When the string you’re searching have more than a dozen characters, and you only have a few hundreds of them, a clear winner emerges.
First chart is for searching strings of length 250, where the first 128 characters are ‘a’ and the rest is random.
These similar characters at the start form a of handicap for string comparisons as 128 characters will have to be looked up before the comparisons can have a chance to be decided. This is penalizing the Unsorted and Sorted list cases, as these rely solely on comparisons.
(sorry the chart is a bit noisy, I did not run too many iterations)
Without the handicap, if the long string characters are purely random, well, the verdict is clear
For long strings, the cost of computing the hash-code makes both hash maps implementations non-competitive, unless you have a bazillion of long strings, and a humble sorted TStringList (with CompareStrings method overridden to case-insenstive) is having a field day.
The overhead of computing the hash code is so significant, that up to a few dozen strings, even an unsorted TStringList will outperform TDictionary.
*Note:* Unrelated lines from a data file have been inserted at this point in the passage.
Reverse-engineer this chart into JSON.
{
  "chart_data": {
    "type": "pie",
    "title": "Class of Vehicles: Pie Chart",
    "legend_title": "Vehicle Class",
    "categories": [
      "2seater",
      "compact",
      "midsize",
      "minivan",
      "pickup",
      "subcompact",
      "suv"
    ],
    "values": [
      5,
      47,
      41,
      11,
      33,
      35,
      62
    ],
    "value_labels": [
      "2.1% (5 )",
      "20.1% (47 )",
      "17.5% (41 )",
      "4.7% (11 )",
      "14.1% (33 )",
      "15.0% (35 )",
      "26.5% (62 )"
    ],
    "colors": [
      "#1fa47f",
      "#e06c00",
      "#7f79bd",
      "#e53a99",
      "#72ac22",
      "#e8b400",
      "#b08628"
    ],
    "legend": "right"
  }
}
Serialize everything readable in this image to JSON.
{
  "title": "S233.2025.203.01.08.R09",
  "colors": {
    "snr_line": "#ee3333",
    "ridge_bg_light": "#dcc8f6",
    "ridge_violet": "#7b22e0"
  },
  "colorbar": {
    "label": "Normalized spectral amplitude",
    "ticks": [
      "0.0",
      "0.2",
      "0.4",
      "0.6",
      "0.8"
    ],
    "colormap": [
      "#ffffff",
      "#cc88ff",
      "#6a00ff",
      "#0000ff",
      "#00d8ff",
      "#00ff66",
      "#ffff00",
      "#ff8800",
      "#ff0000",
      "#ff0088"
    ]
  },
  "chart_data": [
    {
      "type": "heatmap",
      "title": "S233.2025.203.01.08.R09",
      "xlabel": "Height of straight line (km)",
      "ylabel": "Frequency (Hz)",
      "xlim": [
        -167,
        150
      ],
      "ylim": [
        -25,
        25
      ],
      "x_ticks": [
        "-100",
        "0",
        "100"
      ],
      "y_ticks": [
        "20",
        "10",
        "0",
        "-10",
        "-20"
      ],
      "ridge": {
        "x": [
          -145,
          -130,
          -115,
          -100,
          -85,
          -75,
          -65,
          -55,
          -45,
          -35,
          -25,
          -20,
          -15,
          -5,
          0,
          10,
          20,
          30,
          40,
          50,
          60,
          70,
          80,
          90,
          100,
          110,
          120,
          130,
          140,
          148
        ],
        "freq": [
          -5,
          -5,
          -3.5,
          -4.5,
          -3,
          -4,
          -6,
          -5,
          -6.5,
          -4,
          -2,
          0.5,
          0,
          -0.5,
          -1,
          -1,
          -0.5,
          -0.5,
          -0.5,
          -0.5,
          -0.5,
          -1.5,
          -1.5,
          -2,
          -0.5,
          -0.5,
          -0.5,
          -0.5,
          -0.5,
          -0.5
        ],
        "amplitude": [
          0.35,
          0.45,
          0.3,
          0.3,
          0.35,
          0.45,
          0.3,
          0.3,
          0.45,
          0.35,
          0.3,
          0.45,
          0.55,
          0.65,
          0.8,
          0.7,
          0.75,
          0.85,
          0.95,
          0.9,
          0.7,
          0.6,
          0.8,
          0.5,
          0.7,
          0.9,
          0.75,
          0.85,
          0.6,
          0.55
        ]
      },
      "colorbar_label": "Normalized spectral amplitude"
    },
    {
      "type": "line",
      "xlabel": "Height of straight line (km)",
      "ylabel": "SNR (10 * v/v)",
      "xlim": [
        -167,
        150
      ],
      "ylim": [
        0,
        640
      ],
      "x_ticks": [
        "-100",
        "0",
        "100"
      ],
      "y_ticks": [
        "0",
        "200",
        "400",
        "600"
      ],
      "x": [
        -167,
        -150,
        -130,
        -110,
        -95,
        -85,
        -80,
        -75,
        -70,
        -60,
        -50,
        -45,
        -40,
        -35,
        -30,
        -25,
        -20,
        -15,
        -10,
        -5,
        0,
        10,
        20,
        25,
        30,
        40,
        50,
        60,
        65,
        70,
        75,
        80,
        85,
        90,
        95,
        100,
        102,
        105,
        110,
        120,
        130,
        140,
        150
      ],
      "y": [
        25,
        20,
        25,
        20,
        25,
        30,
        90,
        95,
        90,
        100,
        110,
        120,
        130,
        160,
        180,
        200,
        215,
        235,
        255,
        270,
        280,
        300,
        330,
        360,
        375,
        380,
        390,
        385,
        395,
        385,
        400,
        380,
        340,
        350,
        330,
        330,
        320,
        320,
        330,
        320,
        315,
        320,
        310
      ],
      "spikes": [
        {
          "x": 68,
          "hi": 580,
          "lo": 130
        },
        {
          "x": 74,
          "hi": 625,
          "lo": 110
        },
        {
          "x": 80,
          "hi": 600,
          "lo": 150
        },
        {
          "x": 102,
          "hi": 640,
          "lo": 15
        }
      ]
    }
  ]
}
Interestingly enough, what is true for long string hash code computation will also be true for long objects (or records) hash code computations. So if your keys are large enough, and you do not have an awful lot if items, chances are a hash map will not be a very effective solution.
Strategies such as caching the hash code could help, but only if an hash code is going to be reused “enough times” to pay for its initial computation cost.
Of course hash maps have other advantages, such as being able to add and remove items cheaply (while it can be expensive in a sorted list), but raw search/lookup performance is not always going to be a given.